The Maori king's hui has resolved asset sales must go on hold until Maori proprietary rights to water are defined.

It is another major blow to the Government’s asset sales programme, because King Tuhetia’s spokesman Tukurorangi Morgan says all Maori are united and will not negotiate with the Government separately.

Mr Morgan says the matter will take time - meaning the Government could  have to delay further or ignore the wishes of Maoridom. 

Earlier today King Tuheitia told the national hui on the issue that Maori have always owned water.

The big chiefs and the long-time activists were at Turangawaewae to discuss one issue – water – and looking for one thing – unity.

Maori Council chair Eddie Durie says unity is on the top of the agenda for the hui and thought it was definitely possible.

“That means all the threads of Maoridom working together to get rights to water, off the Government.”

Tukurorangi Morgan agrees.

“We’ve all got to come together. There is but one waka to row. And that is for and on behalf of our people.”

But the direction that waka goes is the question. Sonny Tau who leads Nga Puhi, one of New Zealand's biggest tribes says asset sales should go on hold unless the Prime Minister fronts up to Maori.

“My message to John Key is sit down and talk to us about this. Or there's a high likelihood Iwi will take you to court over this.”

Many at the hui believe Mr Key is trying to divide and rule Maori by doing a deal with the big tribes linked to Mighty River Power - Tainui and Tuwharetoa.

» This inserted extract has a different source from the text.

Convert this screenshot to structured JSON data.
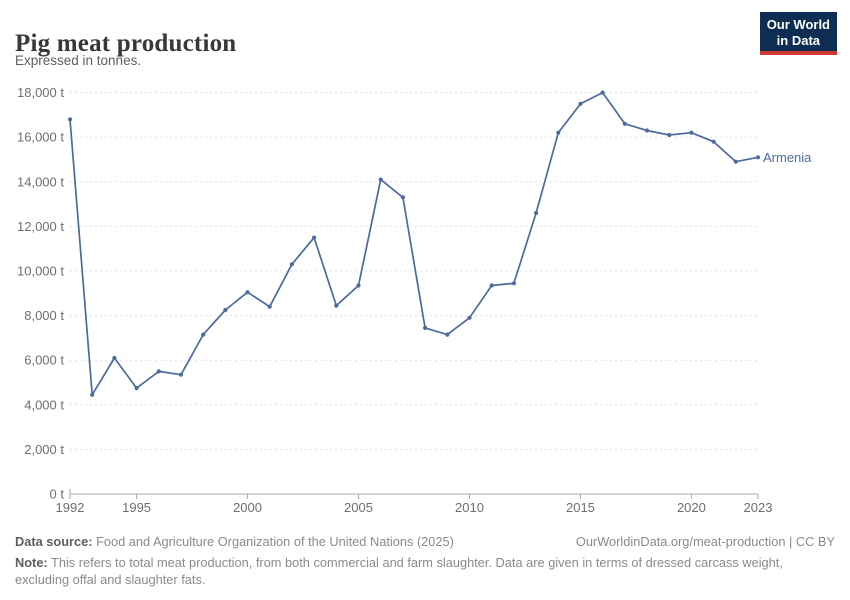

But Tuwharetoa paramount chief Tumu Te Heuheu had a warning for the Government: ‘we have got you in a corner’.

Yet some Maori, such as Ngai Tahu leader Mark Solomon, say a water deal can happen without stopping the asset sales.

“From a Ngai Tahu perspective we don't believe asset sales will affect the rights and interests of Maori or reaching an agreement on that at all.”

Mr Key was in Auckland today and has shunned the call for a national hui with Maori over water.

But even his friends in the Maori Party say Mr Key must change that stance.

“Ultimately I think the Prime Minister may have to meet with Maori, totally, in a big hui like this,” Maori Party co-leader Pita Sharples says.

So the battle cry for unity is a challenge to Mr Key.